Last week the U.S. Justice Department filed a court brief with the Court of Appeals arguing that the Department of Labor’s fiduciary rule, also called the conflict of interest rule, should be upheld, with the exception of allowing class-action lawsuits to be filed under the best-interest contract exemption.
The first phase of the rule, which requires that financial advisors act in the best interests of their clients, was rolled out last month. The rule also gives clients the right to file class-action lawsuits against firms that ignore the rule.
The hotly contested rule is far from final. The DOL is revising it and is asking for public feedback on what parts of the rule should be revised, if at all, and whether the January 1, 2018 applicability date should be delayed.
According to the Economic Policy Institute, every year, retirement savers lose $17 billion acting on advice from financial advisors who have conflicts of interest. Choosing a financial advisor is akin to selecting doctor, it’s not to be done casually.
Linda Sherry, director of national priorities for Consumer Action, weighs in on the issue, “The fiduciary rule is a win-win for consumers, as well as the banks and brokerages that serve retirement account customers.
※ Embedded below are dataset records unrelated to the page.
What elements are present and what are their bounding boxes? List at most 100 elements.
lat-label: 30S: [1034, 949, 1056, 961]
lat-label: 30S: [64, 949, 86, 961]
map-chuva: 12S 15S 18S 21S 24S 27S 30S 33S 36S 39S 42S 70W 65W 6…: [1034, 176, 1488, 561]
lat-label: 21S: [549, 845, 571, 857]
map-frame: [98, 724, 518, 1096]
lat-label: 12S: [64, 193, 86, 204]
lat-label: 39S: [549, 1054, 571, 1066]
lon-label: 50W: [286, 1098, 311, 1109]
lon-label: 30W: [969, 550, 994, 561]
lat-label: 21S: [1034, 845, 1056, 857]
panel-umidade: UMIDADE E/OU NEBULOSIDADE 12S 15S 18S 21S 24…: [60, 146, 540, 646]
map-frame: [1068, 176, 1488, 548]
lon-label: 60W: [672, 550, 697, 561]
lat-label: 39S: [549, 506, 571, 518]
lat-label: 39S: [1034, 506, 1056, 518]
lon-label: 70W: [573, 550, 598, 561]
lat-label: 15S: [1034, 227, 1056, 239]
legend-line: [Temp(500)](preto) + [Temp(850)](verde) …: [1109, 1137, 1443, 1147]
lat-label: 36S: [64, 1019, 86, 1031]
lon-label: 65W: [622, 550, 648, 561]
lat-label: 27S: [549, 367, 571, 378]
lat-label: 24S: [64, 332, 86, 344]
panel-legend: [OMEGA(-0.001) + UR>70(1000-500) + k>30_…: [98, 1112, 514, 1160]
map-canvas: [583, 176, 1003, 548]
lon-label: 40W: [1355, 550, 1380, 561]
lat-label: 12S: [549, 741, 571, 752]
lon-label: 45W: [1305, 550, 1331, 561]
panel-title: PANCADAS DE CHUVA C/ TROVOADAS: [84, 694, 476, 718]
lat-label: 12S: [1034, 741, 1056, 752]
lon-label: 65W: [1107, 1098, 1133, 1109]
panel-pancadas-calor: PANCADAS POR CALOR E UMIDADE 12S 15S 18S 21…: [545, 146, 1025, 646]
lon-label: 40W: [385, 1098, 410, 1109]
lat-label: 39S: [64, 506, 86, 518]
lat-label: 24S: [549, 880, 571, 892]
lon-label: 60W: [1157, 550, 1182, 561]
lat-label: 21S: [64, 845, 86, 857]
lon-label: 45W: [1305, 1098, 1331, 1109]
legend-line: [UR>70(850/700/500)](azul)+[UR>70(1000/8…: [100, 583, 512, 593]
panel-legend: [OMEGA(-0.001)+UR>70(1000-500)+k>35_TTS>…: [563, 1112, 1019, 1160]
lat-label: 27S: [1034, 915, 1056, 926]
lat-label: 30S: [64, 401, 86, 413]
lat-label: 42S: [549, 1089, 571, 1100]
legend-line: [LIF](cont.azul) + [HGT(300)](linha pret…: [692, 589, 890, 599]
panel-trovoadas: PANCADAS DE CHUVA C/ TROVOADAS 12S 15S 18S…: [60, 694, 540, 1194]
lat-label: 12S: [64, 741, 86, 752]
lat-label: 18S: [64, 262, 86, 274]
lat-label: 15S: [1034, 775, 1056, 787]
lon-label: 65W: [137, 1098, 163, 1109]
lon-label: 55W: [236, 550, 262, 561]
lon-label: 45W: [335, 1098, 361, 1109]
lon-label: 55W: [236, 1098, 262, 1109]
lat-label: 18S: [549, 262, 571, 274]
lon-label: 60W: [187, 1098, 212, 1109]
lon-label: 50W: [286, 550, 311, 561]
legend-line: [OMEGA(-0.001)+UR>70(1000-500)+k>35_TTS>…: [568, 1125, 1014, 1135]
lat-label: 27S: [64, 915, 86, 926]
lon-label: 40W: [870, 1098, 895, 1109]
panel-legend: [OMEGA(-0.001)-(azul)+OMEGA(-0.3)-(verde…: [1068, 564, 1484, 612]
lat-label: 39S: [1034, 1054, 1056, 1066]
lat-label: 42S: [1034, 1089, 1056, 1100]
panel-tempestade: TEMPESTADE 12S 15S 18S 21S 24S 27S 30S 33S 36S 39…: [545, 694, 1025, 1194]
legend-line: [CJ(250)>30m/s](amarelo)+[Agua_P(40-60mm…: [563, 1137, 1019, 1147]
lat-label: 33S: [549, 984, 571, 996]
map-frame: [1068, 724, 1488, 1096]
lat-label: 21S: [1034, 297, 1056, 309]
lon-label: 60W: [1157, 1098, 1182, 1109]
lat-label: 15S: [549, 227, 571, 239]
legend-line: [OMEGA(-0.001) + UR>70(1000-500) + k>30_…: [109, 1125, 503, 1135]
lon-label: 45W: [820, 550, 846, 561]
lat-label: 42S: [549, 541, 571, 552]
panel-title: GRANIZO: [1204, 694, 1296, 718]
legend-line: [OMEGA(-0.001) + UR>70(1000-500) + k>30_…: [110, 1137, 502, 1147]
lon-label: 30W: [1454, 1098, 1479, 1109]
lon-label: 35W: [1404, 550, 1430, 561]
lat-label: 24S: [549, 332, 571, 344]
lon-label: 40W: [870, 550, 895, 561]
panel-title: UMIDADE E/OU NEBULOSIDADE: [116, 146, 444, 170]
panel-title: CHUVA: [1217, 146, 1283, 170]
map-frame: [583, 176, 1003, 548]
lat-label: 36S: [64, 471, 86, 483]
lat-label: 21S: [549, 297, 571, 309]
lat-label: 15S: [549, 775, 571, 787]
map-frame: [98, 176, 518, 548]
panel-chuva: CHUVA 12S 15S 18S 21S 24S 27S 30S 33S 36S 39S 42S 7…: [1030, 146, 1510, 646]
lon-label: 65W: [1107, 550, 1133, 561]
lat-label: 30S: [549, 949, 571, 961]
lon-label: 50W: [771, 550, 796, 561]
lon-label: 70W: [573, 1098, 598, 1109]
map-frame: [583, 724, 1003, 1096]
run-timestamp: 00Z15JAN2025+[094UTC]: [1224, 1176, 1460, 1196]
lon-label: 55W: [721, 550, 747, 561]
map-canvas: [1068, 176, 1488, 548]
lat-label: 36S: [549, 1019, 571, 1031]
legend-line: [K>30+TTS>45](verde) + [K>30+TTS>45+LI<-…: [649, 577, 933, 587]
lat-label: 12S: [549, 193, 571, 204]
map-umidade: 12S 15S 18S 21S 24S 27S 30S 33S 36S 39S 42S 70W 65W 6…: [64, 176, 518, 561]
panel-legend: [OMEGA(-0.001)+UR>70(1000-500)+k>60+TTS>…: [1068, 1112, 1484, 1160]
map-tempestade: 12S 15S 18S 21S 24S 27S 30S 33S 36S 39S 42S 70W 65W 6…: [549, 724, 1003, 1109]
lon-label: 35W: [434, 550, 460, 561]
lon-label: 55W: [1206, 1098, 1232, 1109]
Consumer Action doesn’t see any downsides, and in fact, we are mystified as to why any firm would want to recommend retirement account investments that are not in the investor’s best interests.”
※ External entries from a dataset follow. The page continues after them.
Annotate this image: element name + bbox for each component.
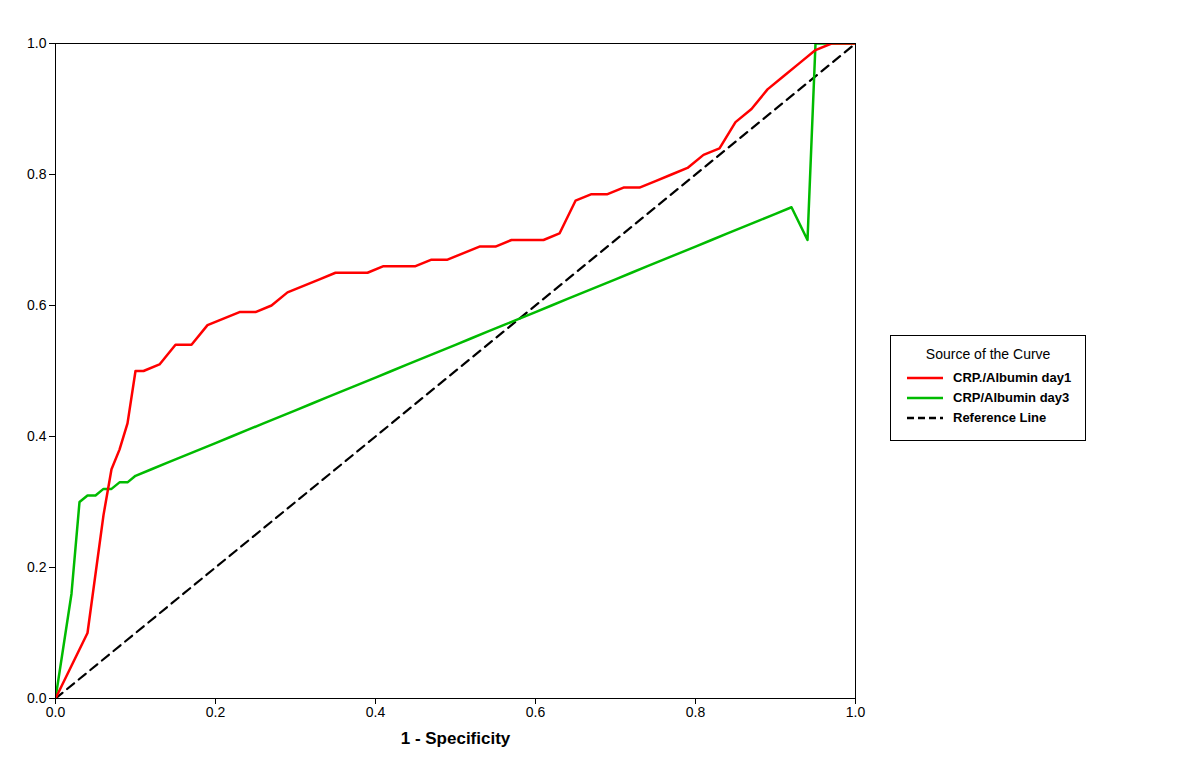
html-text:Reference Line: Reference Line — [953, 410, 1047, 425]
svg-text:0.8: 0.8 — [686, 704, 706, 720]
svg-text:0.2: 0.2 — [27, 559, 47, 575]
svg-text:1.0: 1.0 — [27, 35, 47, 51]
svg-text:0.0: 0.0 — [27, 690, 47, 706]
html-text:CRP/Albumin day3: CRP/Albumin day3 — [953, 390, 1070, 405]
html-text:CRP./Albumin day1: CRP./Albumin day1 — [953, 370, 1072, 385]
svg-text:0.8: 0.8 — [27, 166, 47, 182]
svg-text:0.0: 0.0 — [46, 704, 66, 720]
svg-text:0.4: 0.4 — [27, 428, 47, 444]
html-text:Source of the Curve: Source of the Curve — [925, 346, 1051, 362]
svg-text:0.6: 0.6 — [526, 704, 546, 720]
svg-text:1 - Specificity: 1 - Specificity — [401, 729, 511, 748]
svg-text:0.2: 0.2 — [206, 704, 226, 720]
svg-text:1.0: 1.0 — [846, 704, 866, 720]
svg-text:0.4: 0.4 — [366, 704, 386, 720]
svg-text:0.6: 0.6 — [27, 297, 47, 313]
She points out why the rule is important, “Much of consumers hard-earned savings are wasted by unnecessary fees and commissions and predatory products. The higher the fees and commissions, the less of a person’s money is going to compounded investment earnings. This has a very negative effect on returns over time. It means that people who are doing their best to save for retirement might end up needing taxpayer support in their old age instead of having enough of their savings to see them through their lives.”
Furthermore, she says, “The rule was written with a big out to allow companies to continue in the same vein they always have if they wish to collect commissions, revenue sharing, or other types of compensation—by meeting specific requirements and entering into a contract with the client. (BIC exemption). Of course, even this is not acceptable to the industry, which complains that the best interest contract exemption is still too much of a burden. Boo-hoo!”
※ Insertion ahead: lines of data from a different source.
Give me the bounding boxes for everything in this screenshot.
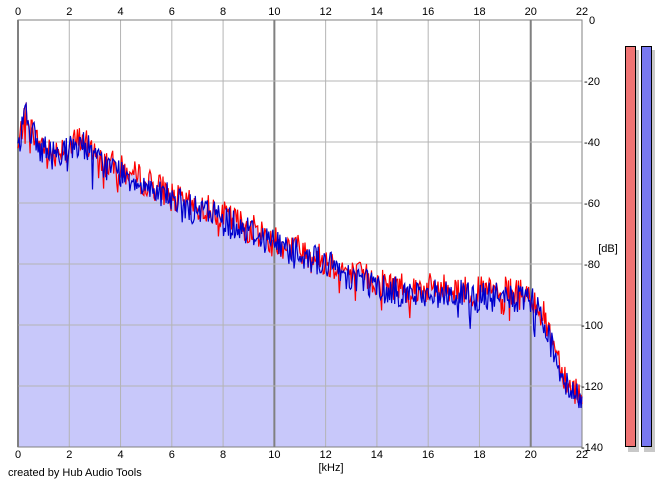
x-tick-label-bottom: 8 [220,449,226,461]
x-tick-label-bottom: 14 [371,449,383,461]
series-line-left-channel [17,102,583,405]
x-tick-label-bottom: 22 [576,449,588,461]
x-tick-label-bottom: 0 [15,449,21,461]
x-tick-label-top: 2 [66,6,72,18]
level-meter-left [625,46,636,447]
x-tick-label-top: 0 [15,6,21,18]
x-tick-label-top: 8 [220,6,226,18]
x-tick-label-top: 6 [169,6,175,18]
y-tick-label: 0 [589,15,595,27]
y-tick-label: -60 [584,198,600,210]
x-tick-label-top: 22 [576,6,588,18]
level-meter-right [641,46,652,447]
y-axis-right-ticks: 0 -20 -40 -60 -80 -100 -120 -140 [581,15,603,454]
x-tick-label-top: 20 [525,6,537,18]
x-tick-label-bottom: 20 [525,449,537,461]
x-tick-label-bottom: 18 [473,449,485,461]
x-tick-label-top: 14 [371,6,383,18]
y-tick-label: -140 [581,442,603,454]
y-tick-label: -40 [584,137,600,149]
x-tick-label-top: 12 [320,6,332,18]
x-tick-label-bottom: 6 [169,449,175,461]
series-lines [17,101,583,409]
x-axis-top-ticks: 0 2 4 6 8 10 12 14 16 18 20 22 [15,6,588,18]
y-axis-label: [dB] [598,243,618,255]
x-tick-label-top: 4 [117,6,123,18]
y-tick-label: -20 [584,76,600,88]
grid [17,19,583,448]
y-tick-label: -80 [584,259,600,271]
y-tick-label: -100 [581,320,603,332]
x-tick-label-bottom: 2 [66,449,72,461]
y-tick-label: -120 [581,381,603,393]
x-axis-label: [kHz] [318,462,343,474]
plot-border [17,19,583,448]
series-line-right-channel [17,101,583,409]
x-tick-label-bottom: 4 [117,449,123,461]
x-tick-label-bottom: 16 [422,449,434,461]
footer-credit: created by Hub Audio Tools [8,467,142,479]
x-tick-label-bottom: 10 [268,449,280,461]
x-tick-label-bottom: 12 [320,449,332,461]
x-tick-label-top: 16 [422,6,434,18]
x-tick-label-top: 10 [268,6,280,18]
x-tick-label-top: 18 [473,6,485,18]
x-axis-bottom-ticks: 0 2 4 6 8 10 12 14 16 18 20 22 [15,449,588,461]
But there is another side to the story. “From the standpoint of small, community banks, we’re opposed the rule,” says Chris Cole, executive vice president and senior regulator counsel for the Independent Community Bankers Association.
He explains, “Many of our guys work in the wealth management division with commissioned-based accounts in the $100,000-$300,000 range,” and find the rule onerous. “Some of our guys have gotten out of the market of offering advisory services. Too much regulation means the end of services. Just like a lot banks got of mortgages because of Dodd-Frank.”
Bank board of directors, no doubt, are already grappling with what the rule could potentially mean in terms of compliance, employee and legal issues.